Sumbawa, dwipamedia.com – Sebuah pusat edukasi hiu paus telah resmi dibuka di Desa Labuhan Jambu, Sumbawa, Nusa Tenggara Barat, Senin (3/2/2025). Tempat yang menjadi pusat literasi tentang spesies karismatik yang juga dikenal dengan sebutan hiu tutul itu dibangun di tengah Taman Pantai Panjang Hiu Paus yang berada di Kecamatan Tarano. Konservasi Indonesia, yang didukung oleh Kedutaan Besar Prancis dan Pemerintah Provinsi Nusa Tenggara Barat, membangun rumah belajar ini dengan tujuan untuk memberikan informasi kepada masyarakat tentang peran ekologis hiu paus.
“Dengan adanya learning centre ini, kami berharap dapat meningkatkan pemahaman kepada masyarakat lokal ataupun wisatawan yang berkunjung, mengenai pentingnya hiu paus dalam ekosistem pesisir, laut dan ekonomi masyarakat. Pengunjung pusat edukasi ini bisa mendapatkan informasi mengenai ancaman apa saja yang dihadapi spesies ikan terbesar di dunia ini, dan bagaimana cara untuk melindungi mereka,” ujar Senior Vice President dan Executive Chair Konservasi Indonesia, Meizani Irmadhiany.
Data dan pengetahuan yang disajikan di pusat edukasi ini, imbuh Meizani, akan membuka wawasan masyarakat dan pengunjung lebih luas lagi. Informasi mengenai, perilaku, habitat, hingga hasil penelitian ilmiah terkini dipaparkan di tempat ini. “Dengan membaca panduan dan hasil riset terkini tentang hiu paus yang ada di pusat edukasi ini, kami berharap masyarakat mau ambil bagian untuk terlibat dalam menguatkan ekowisata yang bertanggung jawab dan berkelanjutan. Kami ingin pengalaman wisatawan dalam berkenalan dengan hiu paus di Teluk Saleh dapat dilakukan dengan terus menjaga serta mengelola dengan baik habitat alami mereka,” tutur dia.
Duta besar Prancis untuk Indonesia, Fabien Penone, dalam kesempatan yang sama menyebut Prancis dan Indonesia sebagai dua negara maritim terbesar di dunia, yang memiliki sejarah panjang dalam kerja sama di bidang kelautan dan mempunyai peran strategis dalam menjaga keberagaman hayati laut serta mengelola sumber daya laut yang berkelanjutan.
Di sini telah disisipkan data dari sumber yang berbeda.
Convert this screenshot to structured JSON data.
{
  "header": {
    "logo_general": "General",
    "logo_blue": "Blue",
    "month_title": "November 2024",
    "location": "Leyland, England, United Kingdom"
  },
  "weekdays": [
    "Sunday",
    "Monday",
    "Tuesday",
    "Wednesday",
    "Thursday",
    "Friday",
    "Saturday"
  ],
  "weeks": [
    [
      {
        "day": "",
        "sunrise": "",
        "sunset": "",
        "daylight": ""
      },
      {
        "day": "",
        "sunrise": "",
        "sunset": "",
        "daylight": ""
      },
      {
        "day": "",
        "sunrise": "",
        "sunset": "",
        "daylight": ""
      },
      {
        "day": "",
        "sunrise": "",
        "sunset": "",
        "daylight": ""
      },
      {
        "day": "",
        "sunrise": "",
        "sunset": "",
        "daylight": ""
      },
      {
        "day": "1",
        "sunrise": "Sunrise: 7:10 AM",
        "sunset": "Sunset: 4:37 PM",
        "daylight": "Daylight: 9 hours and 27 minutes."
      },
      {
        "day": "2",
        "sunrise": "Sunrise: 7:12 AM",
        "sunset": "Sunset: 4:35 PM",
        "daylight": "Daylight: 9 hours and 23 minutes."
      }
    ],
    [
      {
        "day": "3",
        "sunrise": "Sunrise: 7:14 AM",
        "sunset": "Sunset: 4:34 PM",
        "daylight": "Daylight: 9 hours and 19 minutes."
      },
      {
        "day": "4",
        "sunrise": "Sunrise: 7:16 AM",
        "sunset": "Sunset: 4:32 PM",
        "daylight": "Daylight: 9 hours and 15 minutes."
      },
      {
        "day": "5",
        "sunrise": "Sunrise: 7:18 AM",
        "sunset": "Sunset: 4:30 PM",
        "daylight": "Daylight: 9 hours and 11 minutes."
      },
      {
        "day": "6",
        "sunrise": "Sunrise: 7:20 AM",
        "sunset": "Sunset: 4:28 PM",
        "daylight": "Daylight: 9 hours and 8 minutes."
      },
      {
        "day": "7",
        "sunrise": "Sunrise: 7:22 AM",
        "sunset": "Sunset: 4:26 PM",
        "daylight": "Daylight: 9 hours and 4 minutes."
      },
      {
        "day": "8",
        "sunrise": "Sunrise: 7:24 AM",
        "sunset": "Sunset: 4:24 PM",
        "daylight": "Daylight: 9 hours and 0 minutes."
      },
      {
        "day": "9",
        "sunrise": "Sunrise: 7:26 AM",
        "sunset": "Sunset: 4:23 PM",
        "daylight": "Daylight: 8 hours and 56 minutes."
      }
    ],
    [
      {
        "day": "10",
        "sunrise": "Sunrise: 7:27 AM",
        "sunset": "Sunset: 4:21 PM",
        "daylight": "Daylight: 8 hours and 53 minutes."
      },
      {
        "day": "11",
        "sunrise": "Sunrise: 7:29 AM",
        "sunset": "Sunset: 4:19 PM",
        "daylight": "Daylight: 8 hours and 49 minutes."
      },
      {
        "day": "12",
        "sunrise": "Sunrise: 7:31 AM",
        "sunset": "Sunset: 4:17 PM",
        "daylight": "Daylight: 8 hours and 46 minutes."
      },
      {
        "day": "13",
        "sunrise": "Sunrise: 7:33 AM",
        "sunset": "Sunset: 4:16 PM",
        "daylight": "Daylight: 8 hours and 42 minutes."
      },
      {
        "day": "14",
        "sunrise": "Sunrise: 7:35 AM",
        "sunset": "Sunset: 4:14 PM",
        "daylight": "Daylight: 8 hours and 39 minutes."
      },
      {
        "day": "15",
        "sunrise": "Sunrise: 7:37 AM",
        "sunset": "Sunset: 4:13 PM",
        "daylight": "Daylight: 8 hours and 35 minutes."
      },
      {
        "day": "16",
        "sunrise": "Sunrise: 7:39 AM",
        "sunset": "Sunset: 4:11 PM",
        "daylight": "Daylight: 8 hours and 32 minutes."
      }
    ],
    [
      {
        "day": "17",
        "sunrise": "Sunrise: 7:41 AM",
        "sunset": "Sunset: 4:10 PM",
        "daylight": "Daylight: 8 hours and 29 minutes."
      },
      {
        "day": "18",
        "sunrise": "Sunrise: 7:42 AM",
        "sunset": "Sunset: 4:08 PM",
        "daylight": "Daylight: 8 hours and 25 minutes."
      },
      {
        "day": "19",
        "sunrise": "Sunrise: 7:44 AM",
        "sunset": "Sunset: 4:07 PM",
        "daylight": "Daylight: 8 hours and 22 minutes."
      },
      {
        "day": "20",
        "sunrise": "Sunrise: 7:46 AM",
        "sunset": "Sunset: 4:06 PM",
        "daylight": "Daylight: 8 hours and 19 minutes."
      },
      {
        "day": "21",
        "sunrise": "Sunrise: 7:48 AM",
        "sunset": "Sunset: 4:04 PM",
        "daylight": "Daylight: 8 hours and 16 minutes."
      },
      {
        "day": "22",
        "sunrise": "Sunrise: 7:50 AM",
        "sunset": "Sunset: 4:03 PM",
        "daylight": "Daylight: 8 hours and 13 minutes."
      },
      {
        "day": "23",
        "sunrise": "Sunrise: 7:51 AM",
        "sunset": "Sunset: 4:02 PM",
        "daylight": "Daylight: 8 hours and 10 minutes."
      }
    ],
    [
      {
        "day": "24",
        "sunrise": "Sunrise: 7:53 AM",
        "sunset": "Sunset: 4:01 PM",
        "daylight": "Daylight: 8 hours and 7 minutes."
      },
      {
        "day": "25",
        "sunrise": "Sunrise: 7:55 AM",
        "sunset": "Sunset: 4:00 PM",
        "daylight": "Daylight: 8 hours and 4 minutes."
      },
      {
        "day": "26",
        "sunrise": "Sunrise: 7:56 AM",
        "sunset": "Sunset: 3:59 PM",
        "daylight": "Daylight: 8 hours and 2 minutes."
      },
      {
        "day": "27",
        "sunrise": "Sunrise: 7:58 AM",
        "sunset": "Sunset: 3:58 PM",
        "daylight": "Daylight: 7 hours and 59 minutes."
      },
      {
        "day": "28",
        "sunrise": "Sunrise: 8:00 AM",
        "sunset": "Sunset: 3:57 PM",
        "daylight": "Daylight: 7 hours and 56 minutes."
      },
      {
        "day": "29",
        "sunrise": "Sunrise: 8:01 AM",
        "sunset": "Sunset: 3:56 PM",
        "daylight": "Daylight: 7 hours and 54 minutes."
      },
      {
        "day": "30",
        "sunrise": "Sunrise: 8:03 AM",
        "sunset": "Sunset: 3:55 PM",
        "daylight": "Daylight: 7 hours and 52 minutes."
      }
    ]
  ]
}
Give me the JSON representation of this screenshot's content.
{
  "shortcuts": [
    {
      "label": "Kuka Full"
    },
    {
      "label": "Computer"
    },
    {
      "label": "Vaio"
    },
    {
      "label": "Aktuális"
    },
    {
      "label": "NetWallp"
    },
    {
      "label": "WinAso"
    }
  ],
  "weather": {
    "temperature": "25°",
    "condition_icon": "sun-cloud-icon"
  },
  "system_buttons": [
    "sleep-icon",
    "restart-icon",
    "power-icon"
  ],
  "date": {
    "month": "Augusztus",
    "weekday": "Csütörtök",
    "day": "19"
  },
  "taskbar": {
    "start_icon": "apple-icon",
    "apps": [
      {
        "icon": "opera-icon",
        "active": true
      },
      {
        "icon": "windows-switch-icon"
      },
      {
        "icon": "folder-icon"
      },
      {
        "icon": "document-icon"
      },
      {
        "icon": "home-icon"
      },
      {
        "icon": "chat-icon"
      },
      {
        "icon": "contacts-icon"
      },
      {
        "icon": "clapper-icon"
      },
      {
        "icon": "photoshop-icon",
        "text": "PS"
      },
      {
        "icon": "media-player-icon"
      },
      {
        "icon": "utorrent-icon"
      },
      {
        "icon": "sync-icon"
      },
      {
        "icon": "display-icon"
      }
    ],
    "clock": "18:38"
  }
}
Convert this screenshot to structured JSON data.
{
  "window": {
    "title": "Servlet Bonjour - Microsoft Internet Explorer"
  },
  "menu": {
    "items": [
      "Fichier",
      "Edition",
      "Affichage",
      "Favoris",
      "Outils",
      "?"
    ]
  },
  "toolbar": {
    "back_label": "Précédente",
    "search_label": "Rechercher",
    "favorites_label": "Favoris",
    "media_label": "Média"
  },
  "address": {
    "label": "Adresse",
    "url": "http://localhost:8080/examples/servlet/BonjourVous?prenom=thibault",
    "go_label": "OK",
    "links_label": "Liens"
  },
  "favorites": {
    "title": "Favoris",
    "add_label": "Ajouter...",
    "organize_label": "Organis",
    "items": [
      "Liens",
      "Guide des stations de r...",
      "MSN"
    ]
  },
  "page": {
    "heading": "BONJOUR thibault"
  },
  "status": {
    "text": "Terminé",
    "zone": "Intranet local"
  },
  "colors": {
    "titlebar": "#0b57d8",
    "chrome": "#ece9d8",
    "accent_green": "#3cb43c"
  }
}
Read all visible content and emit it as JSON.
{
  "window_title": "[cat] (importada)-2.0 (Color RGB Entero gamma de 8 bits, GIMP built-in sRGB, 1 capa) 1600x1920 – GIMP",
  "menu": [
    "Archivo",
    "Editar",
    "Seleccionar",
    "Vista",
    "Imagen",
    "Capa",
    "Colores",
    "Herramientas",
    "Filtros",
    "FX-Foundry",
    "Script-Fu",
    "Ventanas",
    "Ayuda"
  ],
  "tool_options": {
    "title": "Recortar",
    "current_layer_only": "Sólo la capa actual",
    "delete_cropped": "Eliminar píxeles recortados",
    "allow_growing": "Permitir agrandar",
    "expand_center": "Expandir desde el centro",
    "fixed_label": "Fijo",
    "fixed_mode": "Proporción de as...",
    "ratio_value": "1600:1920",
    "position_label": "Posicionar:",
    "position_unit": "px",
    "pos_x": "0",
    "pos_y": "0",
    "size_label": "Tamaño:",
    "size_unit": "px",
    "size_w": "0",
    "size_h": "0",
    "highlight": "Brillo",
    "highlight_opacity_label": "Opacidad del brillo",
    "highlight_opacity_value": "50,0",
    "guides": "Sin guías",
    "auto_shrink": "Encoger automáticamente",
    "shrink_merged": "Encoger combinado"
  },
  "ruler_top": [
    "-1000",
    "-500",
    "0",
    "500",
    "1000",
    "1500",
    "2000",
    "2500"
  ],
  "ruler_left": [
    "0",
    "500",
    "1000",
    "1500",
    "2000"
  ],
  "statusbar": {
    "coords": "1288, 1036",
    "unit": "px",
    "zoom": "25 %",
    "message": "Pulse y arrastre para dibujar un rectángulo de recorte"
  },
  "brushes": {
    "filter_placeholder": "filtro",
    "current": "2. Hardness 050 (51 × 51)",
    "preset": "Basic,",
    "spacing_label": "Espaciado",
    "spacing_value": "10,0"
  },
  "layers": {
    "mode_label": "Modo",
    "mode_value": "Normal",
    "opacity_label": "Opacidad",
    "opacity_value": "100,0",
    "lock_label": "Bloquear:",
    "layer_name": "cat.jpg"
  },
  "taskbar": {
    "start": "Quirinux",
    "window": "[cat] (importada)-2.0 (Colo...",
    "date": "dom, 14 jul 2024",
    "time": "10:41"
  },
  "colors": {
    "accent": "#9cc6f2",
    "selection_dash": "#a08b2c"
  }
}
“Prancis berkomitmen untuk memperkuat kemitraannya dengan Indonesia melalui Dialog Maritim Bilateral, yang sesi keduanya diadakan pada Maret 2024 lalu, dengan pembahasan pengembangan program kerja sama kelautan dan perikanan yang berfokus pada keberlanjutan serta inovasi. Karena Prancis akan menjadi tuan rumah dan memimpin konferensi PBB tentang kelautan yang ketiga di Nice, Juni 2025, program-program ini sejalan dengan komitmen internasional kami untuk turut serta dalam melindungi setidaknya 30% dari lautan global pada tahun 2030. Dukungan Pemerintah Prancis untuk inisiatif konservasi di Indonesia, seperti pembentukan kawasan perlindungan laut berbasis hiu paus di Teluk Saleh, sangat menggambarkan kekuatan kemitraan ini,” imbuh Dubes Fabien.
Hal senada disampaikan oleh Kepala Dinas Kelautan dan Perikanan Nusa Tenggara Barat Muslim, yang hadir dalam peresmian ini. Dia menilai pembangunan pusat edukasi ini menjadi langkah besar bagi provinsi NTB, khususnya warga Kabupaten Sumbawa, dalam kontribusinya untuk melestarikan kekayaan laut yang luar biasa.
“Tentunya hiu paus di Teluk Saleh menjadi aset penting dalam mendukung ekowisata berbasis konservasi. Pusat edukasi ini pun dapat meningkatkan kesadaran masyarakat khususnya generasi muda tentang pentingnya bersama-sama melindungi ekosistem laut. Kami sangat mengapresiasi dukungan luar biasa dari Konservasi Indonesia yang berkontribusi dalam penelitian dan pelestarian spesies ini. Begitupun dengan Kedutaan Besar Prancis yang menunjukkan bahwa perlindungan alam tidak hanya menjadi tanggung jawab lokal, tetapi juga jadi perhatian global,” tuturnya.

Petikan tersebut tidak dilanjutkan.